One area where this is especially sensitive is in translating verbal tenses. Teachers are divided in choosing the perfective or imperfective aspect as the default translation of the present tense. However, since Greek has the two past tenses that are clearly imperfective (imperfect) and perfective (aorist), we are generally pretty strict at always translating the imperfect as continuous and the aorist as undefined. Makes sense.

But what I am considering is that perhaps we need to be more nuanced even in first year Greek. Aktionsart describes all the factors that go into conveying a verbal idea. It includes not only tense and aspect, but also the lexical meaning and the context. Sometimes the meaning of the verb conveys the essence of the tense/aspect without having to use specifically continuous language.

Take for example 1 Cor 9:27. Paul writes, “I discipline (ὑπωπιάζω) my body and bring it into subjection, so that having preached to others I myself should not be disqualified.” ὑπωπιάζω means (1) “strike in the face,” (2) “wear down,” and (3) “to put under strict discipline, punish, treat roughly, torment” (BDAG). This explains the NIV’s unfortunate “I strike a blow to my body,” suggesting a one-time event; they keep the imagery of ὑπωπιάζω but do not accurately convey the sense conveyed by the constative aorist.
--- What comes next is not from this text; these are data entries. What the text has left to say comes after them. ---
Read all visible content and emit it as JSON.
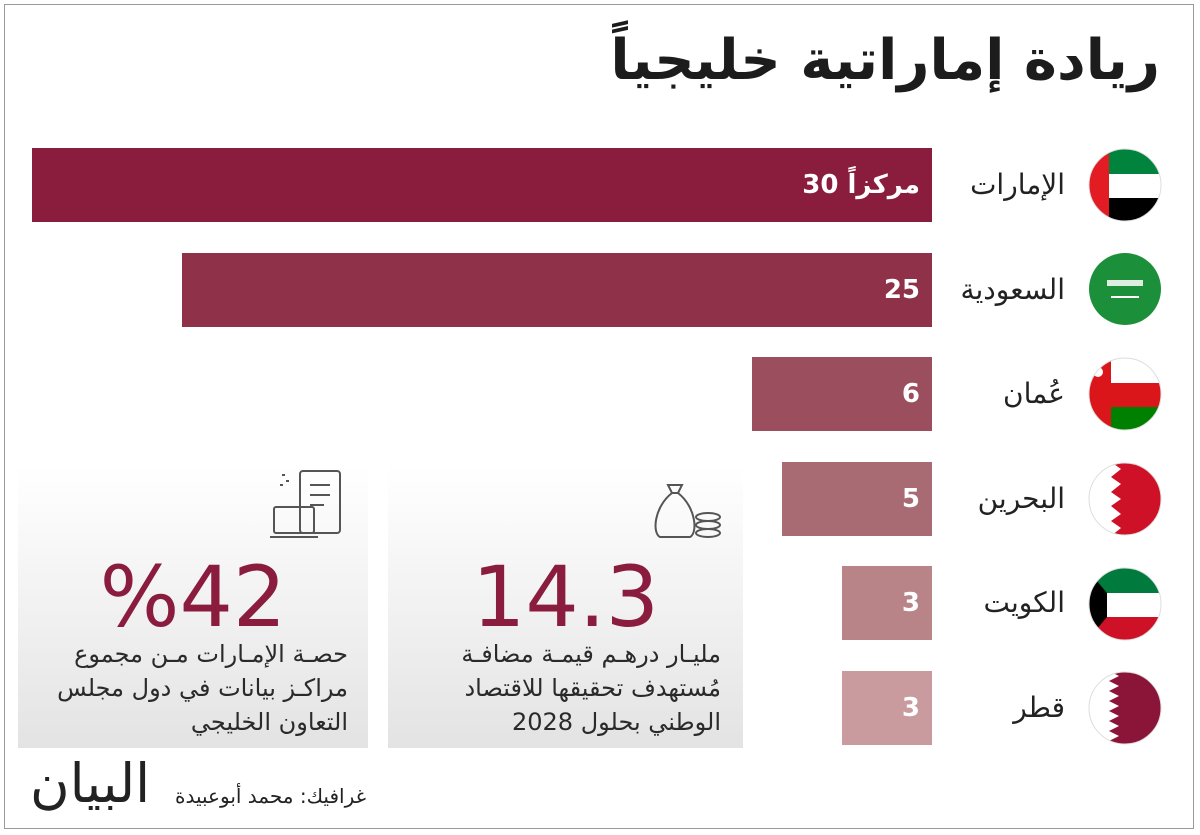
{
  "title": "ريادة إماراتية خليجياً",
  "chart_data": {
    "type": "bar",
    "orientation": "horizontal",
    "categories": [
      "الإمارات",
      "السعودية",
      "عُمان",
      "البحرين",
      "الكويت",
      "قطر"
    ],
    "values": [
      30,
      25,
      6,
      5,
      3,
      3
    ],
    "value_labels": [
      "30 مركزاً",
      "25",
      "6",
      "5",
      "3",
      "3"
    ],
    "colors": [
      "#8a1c3e",
      "#8f3249",
      "#9a4e5e",
      "#a86a73",
      "#b88488",
      "#c99b9e"
    ]
  },
  "stats": [
    {
      "value": "14.3",
      "lines": [
        "مليـار درهـم قيمـة مضافـة",
        "مُستهدف تحقيقها للاقتصاد",
        "الوطني بحلول 2028"
      ]
    },
    {
      "value": "%42",
      "lines": [
        "حصـة الإمـارات مـن مجموع",
        "مراكـز بيانات في دول مجلس",
        "التعاون الخليجي"
      ]
    }
  ],
  "credit": "غرافيك: محمد أبوعبيدة",
  "logo": "البيان"
}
Then look at 1 Cor 10:4. They “drank (ἔπιον, aorist) the same spiritual drink; for they drank (ἔπινον, imperfect) from the spiritual rock that accompanied them, and that rock was Christ” (NIV). If you used the rigid “they were drinking” for the imperfect,  the reader would get the idea of an ongoing action, but is that necessary? If someone knows the historical background, and if you let the meaning of “drank” carry its commonsense idea, you can see that the simple “drank” can convey the idea of ongoing action (NIV, ESV, HCSB, NRSV, NLT). If you wanted to make the action more explicit, you could say “were drinking” (NASB,  NET) or my preferred, “used to drink.”

Another example is Matt 13:54. “Upon arriving at his hometown, he taught (ἐδίδασκεν) them in their synagogue.” ἐδίδασκεν is imperfect, but do you really have to say “was teaching”? How else would someone teach if not over a period of time (continuous). Isn’t the meaning of the verb inherently continuous?

My point is that rigid translation techniques  such as “drank” for aorist and “were drinking” for imperfect help in first year, but second year requires the student to concentrate more on the quality of English, and English prefers less words and (I suspect) the simpler “drank” to the longer “were drinking.” I know it is a matter of style and we will differ on this, but I did want to raise the topic.